The final function in the stream pipeline is a forEach() function. This is a terminal function that's used to stop the stream pipeline and produces the following results in the console:

        
C11
C12
C13
C14
C15
C16

    

Stream Intermediate Operations

There's an extensive list of intermediate operations that can be used in a stream pipeline.

A stream pipeline always starts with a single source and a stream() function, and always ends with a single terminal operation (though there are several different ones to choose from.) But in between these two sections is a list of six intermediate operations that you can use.

In our example above, only two of these intermediate operations are used---filter() and sort(). The intermediate operation that you choose will depend on the tasks you wish to perform.

If any of the values that begin with “C” in our array list above were in lowercase, and we performed the same intermediate operations on them, we would get the following result.

Performing Filter and Sort Operations on Lowercase Values Example

        
import java.util.Arrays;
import java.util.List;

public class Main {
public static void main(String[] args) {

//declare and initialize the array list
List<String> randomValues = Arrays.asList(
"E11", "D12", "A13", "F14", "C15", "A16",
"B11", "B12", "c13", "B14", "B15", "B16",
"F12", "E13", "C11", "C14", "A15", "c16",
"F11", "C12", "D13", "E14", "D15", "D16"
);

//retrieves only values that start with C, sort them, and print them to the console.
randomValues.stream().filter(value->value.startsWith("C")).sorted().forEach(System.out::println);
}
}

    

The code above will produce the following values in the console:

        
C11
C12
C14
C15

    

The only problem with the output above is that it doesn’t accurately represent all the C values in our array list. A good way to fix this little error is to introduce another intermediate operation to the stream pipeline; this operation is known as the map() function.

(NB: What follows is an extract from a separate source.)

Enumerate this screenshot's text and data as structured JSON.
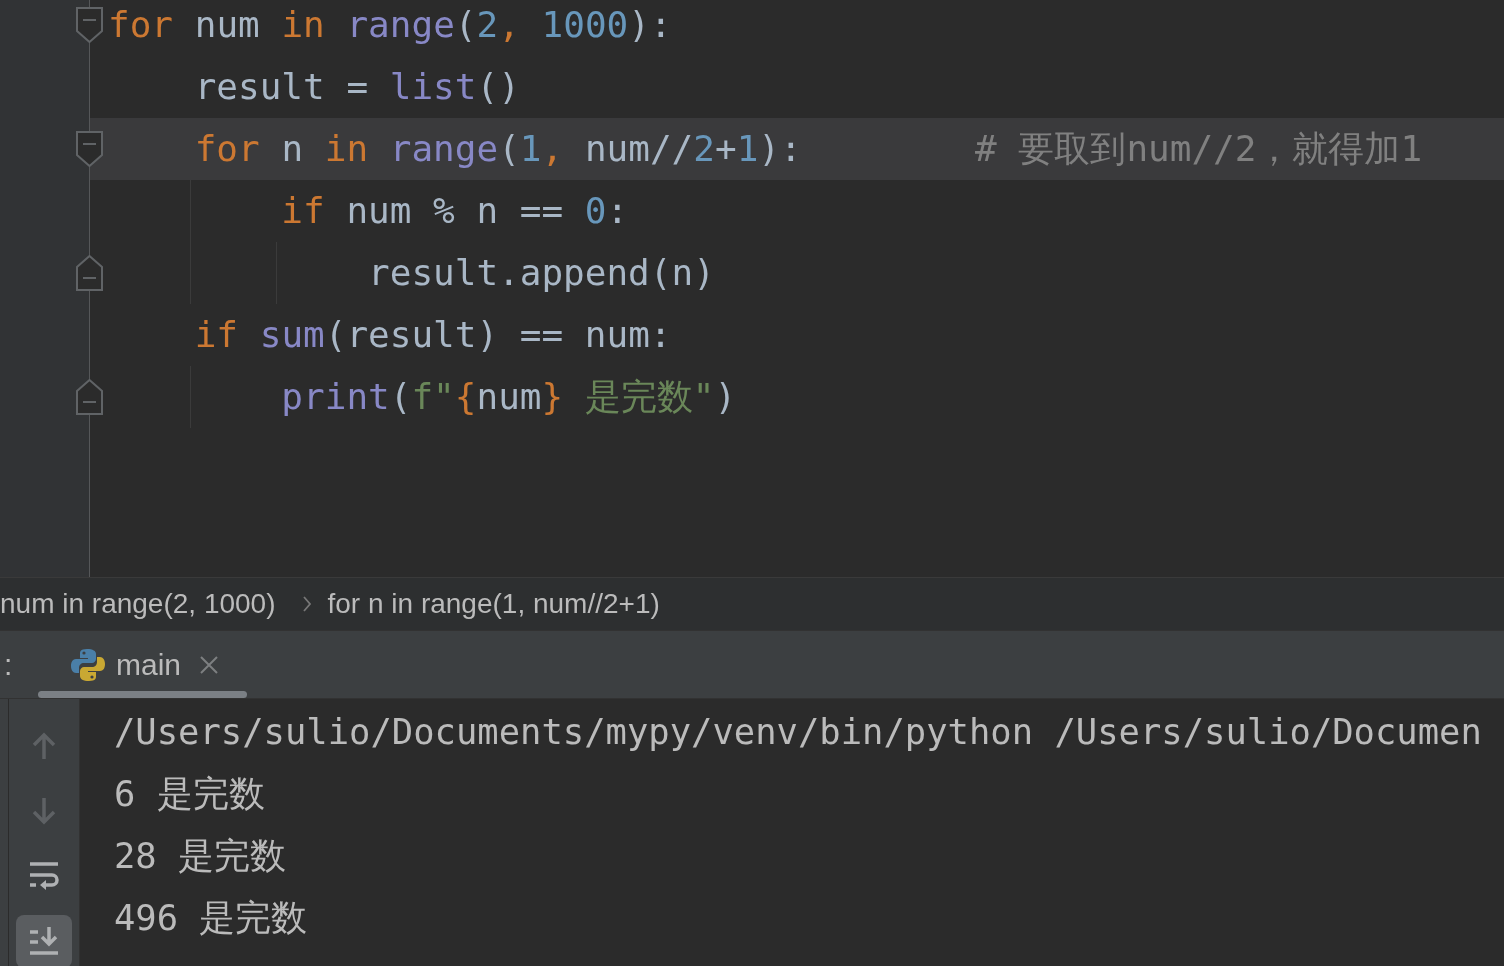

Using the Map Function Example

        
import java.util.Arrays;
import java.util.List;

public class Main {
public static void main(String[] args) {

//declare and initialize the array list
List<String> randomValues = Arrays.asList(
"E11", "D12", "A13", "F14", "C15", "A16",
"B11", "B12", "c13", "B14", "B15", "B16",
"F12", "E13", "C11", "C14", "A15", "c16",
"F11", "C12", "D13", "E14", "D15", "D16"
);

//transforms all lower case characters to upper case,
//retrieves only values that start with C, sort them, and print them to the console.
randomValues.stream().map(String::toUpperCase).filter(value->value.startsWith("C")).sorted().forEach(System.out::println);
}
}

    

The map() function transforms an object from one state to another; in our example above it transforms all the lowercase characters in the array list to uppercase characters.

Placing the map() function just before the filter() function retrieves all the values that begin with C from the array list.

The code above produces the following result in the console, successfully representing all the C values in the array list.

        
C11
C12
C13
C14
C15
C16

    

The other three intermediate operations that you can use in your applications include:

• peek()
• limit()
• skip()

Java 8 Streams Facilitate the Creation of Efficient Code

With Java 8 streams you can extract extra specific, relevant data from a large source with one line of code. As long as you include the initial stream() function and a terminal operator, you can use any combination of intermediate operations that provide fitting outputs for your goal.

If you’re wondering about the line of code enclosed within our filter() function; it's known as a "lambda expression." Lambda expressions are another feature introduced with Java 8, and it has a lot of nuggets that you might find useful.